I don't see any burnt wires, but when the problem happened, my girlfriend says there was a burning smell, so something burned out somewhere. Just to review what I've tried... currently I have the drl control module (the circuit board behind the glove compartment) removed. I have the headlight switch unplugged. I have tested the tail light relay (the one that goes on the back of the fuse panel that is located behind the storage bin) by switching it with the rear defrost relay and the parking and tail lights still stay on. I currenly have that relay plugged in. I have tried removing the drl relay from under the hood, but the lights stayed on, so that relay is still in place. I tried removing the drl fuse from under the hood but the lights still stayed on so I left that in as well. I was in the process of tracing the green wire with a black stripe from the headlight switch to the drl relay. Unfortunately, I can't tell from the wiring schematic that Brad attached the true path of this wire. The diagram shows it going from the headlight switch (I have located it at this point) to the "daytime running light relay (main)" I can't tell if this means the relay under the hood, or the drl control module behind the glove box. (I'm also confused by the terminology of the drl control module behind the glove box, are you calling this a relay too or is there another relay there that is not the drl control module that I'm missing?) I have found the wire where it plugs into the drl control module, but I'm not sure if it is a direct a direct path from the headlight switch or if it goes through the fuse panel or out to the relay under the hood. (I did not see any green and black wire going into the relay under the hood)
Jumping this green and black wire would be simple if I can get confirmation that I need to jump it from the headlight switch directly to the drl control module behind the glove box with no stops in between. If this is what I need to do, I need to know if I then need to plug the headlight switch back in and reinstall the drl control module to verify that this corrected the problem. Sorry for the complicated explanation... I'm probably in over my head, but at this point it seems like a waste to put all the panels back on and take it to a mechanic!
Expert:  Ted Ritter replied 3 years ago.

Thanks for the reply. The DRL (main) is the one behind the glove box, did you locate the connector under the dash that has all the white/black wires going to it and is it in good condition, no overheating or corrosion?

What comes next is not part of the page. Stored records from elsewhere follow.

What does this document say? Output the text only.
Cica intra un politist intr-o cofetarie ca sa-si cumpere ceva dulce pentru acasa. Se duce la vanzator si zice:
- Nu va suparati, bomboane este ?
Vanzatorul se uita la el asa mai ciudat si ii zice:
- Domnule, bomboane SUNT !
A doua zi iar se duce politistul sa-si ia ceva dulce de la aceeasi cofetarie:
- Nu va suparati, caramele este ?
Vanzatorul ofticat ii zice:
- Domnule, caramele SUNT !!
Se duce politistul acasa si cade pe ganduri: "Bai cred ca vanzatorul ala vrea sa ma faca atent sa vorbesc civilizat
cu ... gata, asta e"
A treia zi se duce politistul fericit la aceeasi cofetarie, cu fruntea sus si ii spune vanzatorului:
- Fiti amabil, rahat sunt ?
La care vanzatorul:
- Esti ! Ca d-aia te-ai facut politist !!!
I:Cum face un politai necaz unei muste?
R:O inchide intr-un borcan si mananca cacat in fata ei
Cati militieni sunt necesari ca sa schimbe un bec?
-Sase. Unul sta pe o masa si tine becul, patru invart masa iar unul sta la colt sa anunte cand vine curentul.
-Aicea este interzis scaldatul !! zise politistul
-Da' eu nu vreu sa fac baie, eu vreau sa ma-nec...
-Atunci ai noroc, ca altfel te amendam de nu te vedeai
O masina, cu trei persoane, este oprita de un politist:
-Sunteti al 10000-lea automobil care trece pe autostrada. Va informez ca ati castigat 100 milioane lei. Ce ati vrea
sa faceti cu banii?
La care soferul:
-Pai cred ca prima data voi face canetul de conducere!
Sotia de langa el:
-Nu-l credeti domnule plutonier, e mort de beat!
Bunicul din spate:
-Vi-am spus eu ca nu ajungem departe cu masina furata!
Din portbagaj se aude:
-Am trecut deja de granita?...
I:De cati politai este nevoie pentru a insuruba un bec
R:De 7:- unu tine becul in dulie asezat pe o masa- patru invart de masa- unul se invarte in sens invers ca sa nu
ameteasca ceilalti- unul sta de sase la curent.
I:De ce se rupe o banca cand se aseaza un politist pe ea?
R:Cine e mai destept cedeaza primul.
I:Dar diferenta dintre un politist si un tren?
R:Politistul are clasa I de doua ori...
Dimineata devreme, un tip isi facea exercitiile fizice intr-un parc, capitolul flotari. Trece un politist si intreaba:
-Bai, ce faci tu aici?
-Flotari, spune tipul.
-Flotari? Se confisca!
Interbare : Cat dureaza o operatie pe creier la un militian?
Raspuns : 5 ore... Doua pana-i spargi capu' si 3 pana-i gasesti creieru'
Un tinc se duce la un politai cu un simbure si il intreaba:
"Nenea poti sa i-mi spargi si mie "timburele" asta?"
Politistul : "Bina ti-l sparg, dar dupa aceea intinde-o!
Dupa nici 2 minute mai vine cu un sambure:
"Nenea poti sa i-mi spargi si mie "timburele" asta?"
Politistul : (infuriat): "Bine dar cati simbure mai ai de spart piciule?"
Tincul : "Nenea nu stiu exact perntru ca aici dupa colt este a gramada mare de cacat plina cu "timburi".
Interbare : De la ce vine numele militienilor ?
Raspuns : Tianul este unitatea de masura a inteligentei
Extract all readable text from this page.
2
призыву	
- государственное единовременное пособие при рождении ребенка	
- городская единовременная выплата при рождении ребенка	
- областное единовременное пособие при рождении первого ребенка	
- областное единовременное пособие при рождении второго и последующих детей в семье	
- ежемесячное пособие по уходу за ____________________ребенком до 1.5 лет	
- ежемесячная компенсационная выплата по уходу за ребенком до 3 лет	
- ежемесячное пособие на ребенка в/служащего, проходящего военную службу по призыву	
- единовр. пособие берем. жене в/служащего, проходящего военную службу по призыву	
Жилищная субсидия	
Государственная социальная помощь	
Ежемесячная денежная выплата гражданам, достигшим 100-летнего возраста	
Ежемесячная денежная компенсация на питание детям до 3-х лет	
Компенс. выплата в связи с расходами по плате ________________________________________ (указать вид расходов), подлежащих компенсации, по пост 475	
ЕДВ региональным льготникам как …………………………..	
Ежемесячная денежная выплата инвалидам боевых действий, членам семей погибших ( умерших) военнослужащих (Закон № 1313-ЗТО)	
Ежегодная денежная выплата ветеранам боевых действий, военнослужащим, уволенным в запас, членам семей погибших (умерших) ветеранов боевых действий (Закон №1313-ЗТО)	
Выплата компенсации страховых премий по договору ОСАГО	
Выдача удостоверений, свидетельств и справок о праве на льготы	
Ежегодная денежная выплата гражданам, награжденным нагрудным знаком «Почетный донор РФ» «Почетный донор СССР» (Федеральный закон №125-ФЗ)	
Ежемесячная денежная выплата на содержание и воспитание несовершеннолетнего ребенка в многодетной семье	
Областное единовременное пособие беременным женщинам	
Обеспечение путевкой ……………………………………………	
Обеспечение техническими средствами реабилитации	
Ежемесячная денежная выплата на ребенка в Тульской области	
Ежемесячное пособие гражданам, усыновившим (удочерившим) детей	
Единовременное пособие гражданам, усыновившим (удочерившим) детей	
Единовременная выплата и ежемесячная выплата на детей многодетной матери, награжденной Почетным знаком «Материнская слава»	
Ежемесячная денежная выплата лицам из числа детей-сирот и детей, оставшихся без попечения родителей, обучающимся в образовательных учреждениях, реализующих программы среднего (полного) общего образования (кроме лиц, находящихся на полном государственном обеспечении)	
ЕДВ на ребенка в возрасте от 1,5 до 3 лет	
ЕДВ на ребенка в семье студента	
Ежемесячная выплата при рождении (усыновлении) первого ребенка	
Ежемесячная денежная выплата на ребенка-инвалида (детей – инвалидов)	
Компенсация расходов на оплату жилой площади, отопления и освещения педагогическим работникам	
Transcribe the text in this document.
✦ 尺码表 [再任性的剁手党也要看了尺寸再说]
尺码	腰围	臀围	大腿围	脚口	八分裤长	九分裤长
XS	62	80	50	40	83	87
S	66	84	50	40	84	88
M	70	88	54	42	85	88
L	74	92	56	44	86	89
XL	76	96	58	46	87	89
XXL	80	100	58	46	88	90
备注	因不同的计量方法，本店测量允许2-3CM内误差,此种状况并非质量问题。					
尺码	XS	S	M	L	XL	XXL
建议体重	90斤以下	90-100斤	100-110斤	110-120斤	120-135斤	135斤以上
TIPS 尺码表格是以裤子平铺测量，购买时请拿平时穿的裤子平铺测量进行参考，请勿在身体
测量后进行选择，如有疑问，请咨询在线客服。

I won;t be able to get back until later this afternoon, I have an appointment to keep. I'll take a look at the wiring diagram later but just wanted to make sure those ground connections are intact.

Customer: replied 3 years ago.
I don't see any signs of corrosion on the ground that is underneath the passenger side door, nor do I see any evidence of burnt wires going into the main fuse panel.
Expert:  Ted Ritter replied 3 years ago.

That's what i was afraid of, I think the problem is internal to the junction block where the relays and fuses are, there is an integration relay on this junction block as well, I would try replacing the entire junction block/integration relay unit.